What is the mechanism for the hydroxymercuration-demercuration of n-butyne?

1 Answer
Jun 9, 2016

Wow, what a throwback question; haven't seen this reaction in forever! For reference, my textbook calls this "Mercuric-ion-catalyzed hydration".

You should form 2-butanone.

MERCURIC-ION-CATALYZED HYDRATION: REACTION

Mercuric-ion-catalyzed hydration of an alkyne is a type of hydration reaction, adding water across the triple bond in a Markovnikov fashion.

Unlike for the oxymercuration of alkenes, it actually uses significantly different reactants due to the lesser comparative reactivity. Here's what's up...

The main differences are:

• For alkynes, we are in acidic conditions. For alkenes, we are not.
• For alkynes, we do not require two separate steps. For alkenes, we do.
• For alkynes, we have keto-enol tautomerization (not at the end, but in the MIDDLE of the mechanism. Weird!). For alkenes, we do not.

MERCURIC-ION-CATALYZED HYDRATION: MECHANISM

The mechanism goes as follows. For your reaction, $R$ is ${\text{CH"_3"CH}}_{2}$.

1. We form a mercury cyclopropene analog, known as a "$\pi$ complex"; similar to a bromonium cation in alkene bromination.

Mercury donates its $5 d$ electron pair in this scenario (as ${\text{Hg}}^{2 +}$, its configuration is $\left[X e\right] 4 {f}^{14} 5 {d}^{10}$).

2. Water attacks the more-substituted carbon, since the transition state stabilizes the more-substituted vinylic carbocation via hyperconjugation.

This is the step that makes this reaction a Markovnikov addition.

3. Another water molecule abstracts a proton from the protonated enol, which is a strong acid. This forms a mercuric enol.

4. The oxygen conjugates its $\sigma$ electrons down and the $\text{C"="C}$ $\pi$ electrons obtain a proton from the previously-generated hydronium.
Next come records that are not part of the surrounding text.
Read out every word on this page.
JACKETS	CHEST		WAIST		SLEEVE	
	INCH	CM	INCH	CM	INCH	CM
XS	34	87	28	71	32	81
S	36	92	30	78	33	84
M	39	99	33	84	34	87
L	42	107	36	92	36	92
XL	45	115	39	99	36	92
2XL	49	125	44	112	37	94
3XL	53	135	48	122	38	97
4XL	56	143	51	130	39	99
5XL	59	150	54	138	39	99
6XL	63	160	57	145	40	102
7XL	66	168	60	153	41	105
(If this didn't happen in one step, the electronegative oxygen would have been adjacent to a carbocation, a thermodynamically unstable scenario. It would have poorly attempted to draw electron density away from an electropositive atom.)

5. Mercury donates away its bonding electron pair (which it got in step 1), forming a $\pi$ bond, while oxygen withdraws its $\pi$ electrons and breaking its $\pi$ bond.

6. A hydronium approaches, and we basically repeat step 4, except without the mercury ion.
7. A water molecule grabs a proton to regenerate the acid catalyst.